Is It a Computing Algorithm or a Statistical Procedure –Can You Tell or Should You Care?

Time

-

Locations

Rettaliata Engineering Center, Room 124

Host

Department of Applied Mathematics

Speaker

Xiao-Li Meng
Department of Statistics, Harvard University
https://statistics.fas.harvard.edu/people/xiao-li-meng



Description

For years, it irritated me whenever someone calling the EM (expectation-maximization) algorithm an estimation procedure. I’d argue passionately that EM merely is an algorithm designed to compute a maximum likelihood estimator (MLE). Therefore the estimation principle/procedure is MLE, not EM, and it is dangerous to mix the two, for example by introducing modifications to EM steps without understanding how they would alter MLE as a statistical procedure. The reality, however, is that the line between computing algorithms and statistical procedures is becoming increasingly blurred. As a matter of the fact, practitioners are now typically given a black box, which turns data into an “answer.” Is such a black box a computing algorithm or a statistical procedure? Does it matter that we know which is which? This talk reports my contemplations of these questions that originated in my taking part in a project that investigates the self-consistency principle introduced by Efron (1967). We will start with a simple regression problem to illustrate a self-consistency method, and the audience will be invited to contemplate whether it is a magical computing algorithm or a powerful statistical procedure.
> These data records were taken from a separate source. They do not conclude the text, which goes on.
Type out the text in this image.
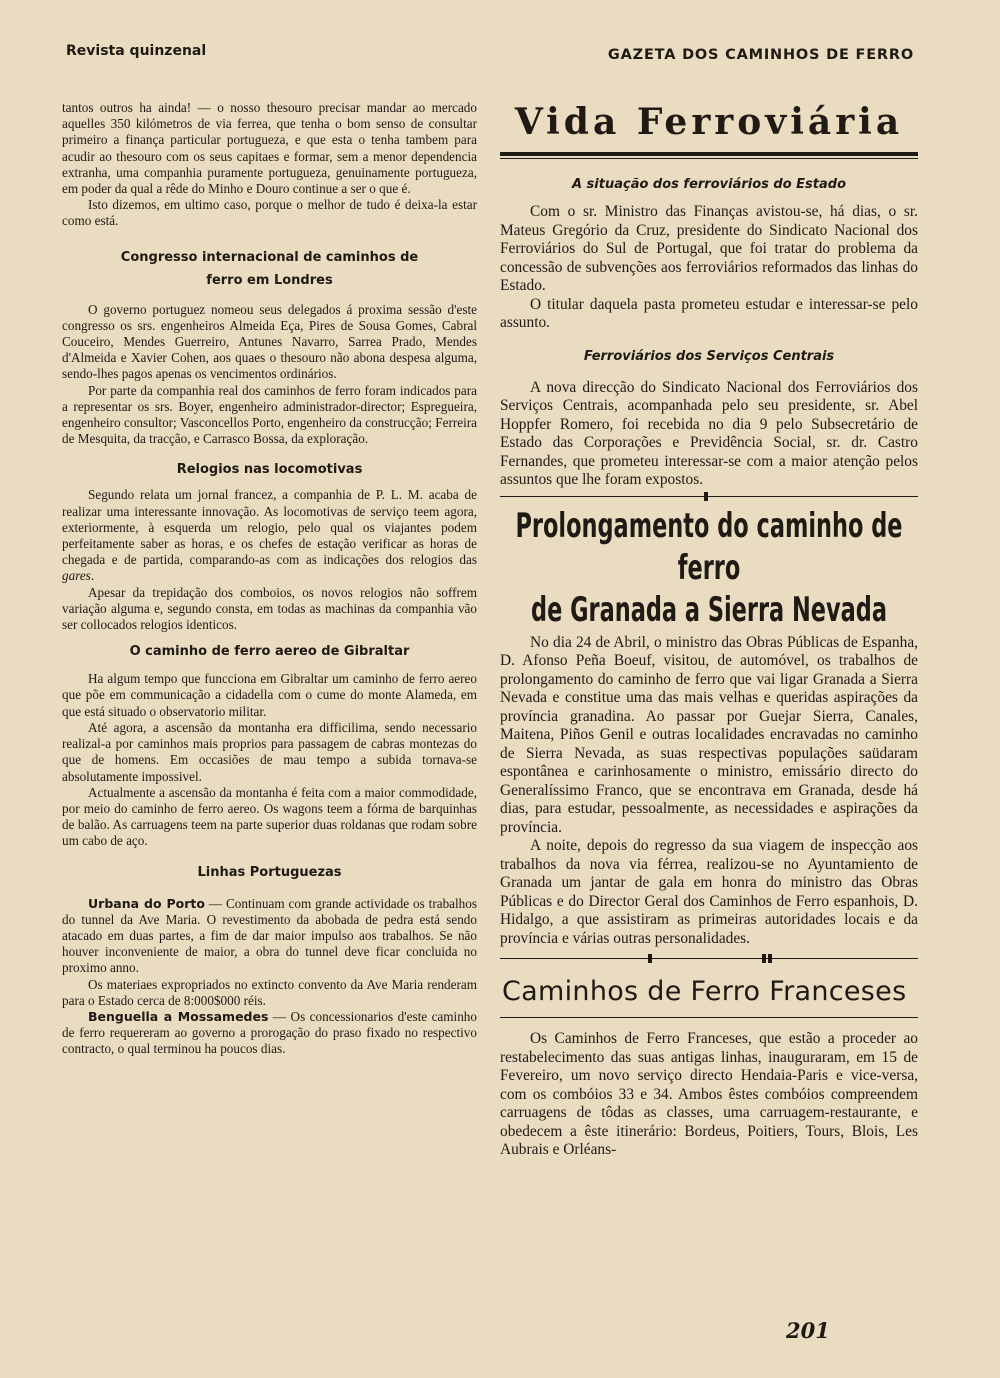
Revista quinzenal	GAZETA DOS CAMINHOS DE FERRO

tantos outros ha ainda! — o nosso thesouro precisar mandar ao mercado aquelles 350 kilómetros de via ferrea, que tenha o bom senso de consultar primeiro a finança particular portugueza, e que esta o tenha tambem para acudir ao thesouro com os seus capitaes e formar, sem a menor dependencia extranha, uma companhia puramente portugueza, genuinamente portugueza, em poder da qual a rêde do Minho e Douro continue a ser o que é.

Isto dizemos, em ultimo caso, porque o melhor de tudo é deixa-la estar como está.

Congresso internacional de caminhos de ferro em Londres

O governo portuguez nomeou seus delegados á proxima sessão d'este congresso os srs. engenheiros Almeida Eça, Pires de Sousa Gomes, Cabral Couceiro, Mendes Guerreiro, Antunes Navarro, Sarrea Prado, Mendes d'Almeida e Xavier Cohen, aos quaes o thesouro não abona despesa alguma, sendo-lhes pagos apenas os vencimentos ordinários.

Por parte da companhia real dos caminhos de ferro foram indicados para a representar os srs. Boyer, engenheiro administrador-director; Espregueira, engenheiro consultor; Vasconcellos Porto, engenheiro da construcção; Ferreira de Mesquita, da tracção, e Carrasco Bossa, da exploração.

Relogios nas locomotivas

Segundo relata um jornal francez, a companhia de P. L. M. acaba de realizar uma interessante innovação. As locomotivas de serviço teem agora, exteriormente, à esquerda um relogio, pelo qual os viajantes podem perfeitamente saber as horas, e os chefes de estação verificar as horas de chegada e de partida, comparando-as com as indicações dos relogios das gares.

Apesar da trepidação dos comboios, os novos relogios não soffrem variação alguma e, segundo consta, em todas as machinas da companhia vão ser collocados relogios identicos.

O caminho de ferro aereo de Gibraltar

Ha algum tempo que funcciona em Gibraltar um caminho de ferro aereo que põe em communicação a cidadella com o cume do monte Alameda, em que está situado o observatorio militar.

Até agora, a ascensão da montanha era difficilima, sendo necessario realizal-a por caminhos mais proprios para passagem de cabras montezas do que de homens. Em occasiões de mau tempo a subida tornava-se absolutamente impossivel.

Actualmente a ascensão da montanha é feita com a maior commodidade, por meio do caminho de ferro aereo. Os wagons teem a fórma de barquinhas de balão. As carruagens teem na parte superior duas roldanas que rodam sobre um cabo de aço.

Linhas Portuguezas

Urbana do Porto — Continuam com grande actividade os trabalhos do tunnel da Ave Maria. O revestimento da abobada de pedra está sendo atacado em duas partes, a fim de dar maior impulso aos trabalhos. Se não houver inconveniente de maior, a obra do tunnel deve ficar concluida no proximo anno.

Os materiaes expropriados no extincto convento da Ave Maria renderam para o Estado cerca de 8:000$000 réis.

Benguella a Mossamedes — Os concessionarios d'este caminho de ferro requereram ao governo a prorogação do praso fixado no respectivo contracto, o qual terminou ha poucos dias.

Vida Ferroviária
A situação dos ferroviários do Estado

Com o sr. Ministro das Finanças avistou-se, há dias, o sr. Mateus Gregório da Cruz, presidente do Sindicato Nacional dos Ferroviários do Sul de Portugal, que foi tratar do problema da concessão de subvenções aos ferroviários reformados das linhas do Estado.

O titular daquela pasta prometeu estudar e interessar-se pelo assunto.

Ferroviários dos Serviços Centrais

A nova direcção do Sindicato Nacional dos Ferroviários dos Serviços Centrais, acompanhada pelo seu presidente, sr. Abel Hoppfer Romero, foi recebida no dia 9 pelo Subsecretário de Estado das Corporações e Previdência Social, sr. dr. Castro Fernandes, que prometeu interessar-se com a maior atenção pelos assuntos que lhe foram expostos.

Prolongamento do caminho de ferro
de Granada a Sierra Nevada

No dia 24 de Abril, o ministro das Obras Públicas de Espanha, D. Afonso Peña Boeuf, visitou, de automóvel, os trabalhos de prolongamento do caminho de ferro que vai ligar Granada a Sierra Nevada e constitue uma das mais velhas e queridas aspirações da província granadina. Ao passar por Guejar Sierra, Canales, Maitena, Piños Genil e outras localidades encravadas no caminho de Sierra Nevada, as suas respectivas populações saüdaram espontânea e carinhosamente o ministro, emissário directo do Generalíssimo Franco, que se encontrava em Granada, desde há dias, para estudar, pessoalmente, as necessidades e aspirações da província.

A noite, depois do regresso da sua viagem de inspecção aos trabalhos da nova via férrea, realizou-se no Ayuntamiento de Granada um jantar de gala em honra do ministro das Obras Públicas e do Director Geral dos Caminhos de Ferro espanhois, D. Hidalgo, a que assistiram as primeiras autoridades locais e da província e várias outras personalidades.

Caminhos de Ferro Franceses

Os Caminhos de Ferro Franceses, que estão a proceder ao restabelecimento das suas antigas linhas, inauguraram, em 15 de Fevereiro, um novo serviço directo Hendaia-Paris e vice-versa, com os combóios 33 e 34. Ambos êstes combóios compreendem carruagens de tôdas as classes, uma carruagem-restaurante, e obedecem a êste itinerário: Bordeus, Poitiers, Tours, Blois, Les Aubrais e Orléans-

201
We will then discuss how such contemplations have played critical roles in developing the self-consistency principle into a full-bloom generalization of EM for semi/non-parametric estimation with incomplete data and under an arbitrary loss function, capable of addressing wavelets de-noising with irregularly spaced data as well as variable selection via LASSO-type of methods with incomplete data. Throughout the talk, the audience will also be invited to consider a widely open problem: how to formulate in general the trade-off between statistical efficiency and computational efficiency? (This talk is based on joint work with Thomas Lee and Zhan Li.)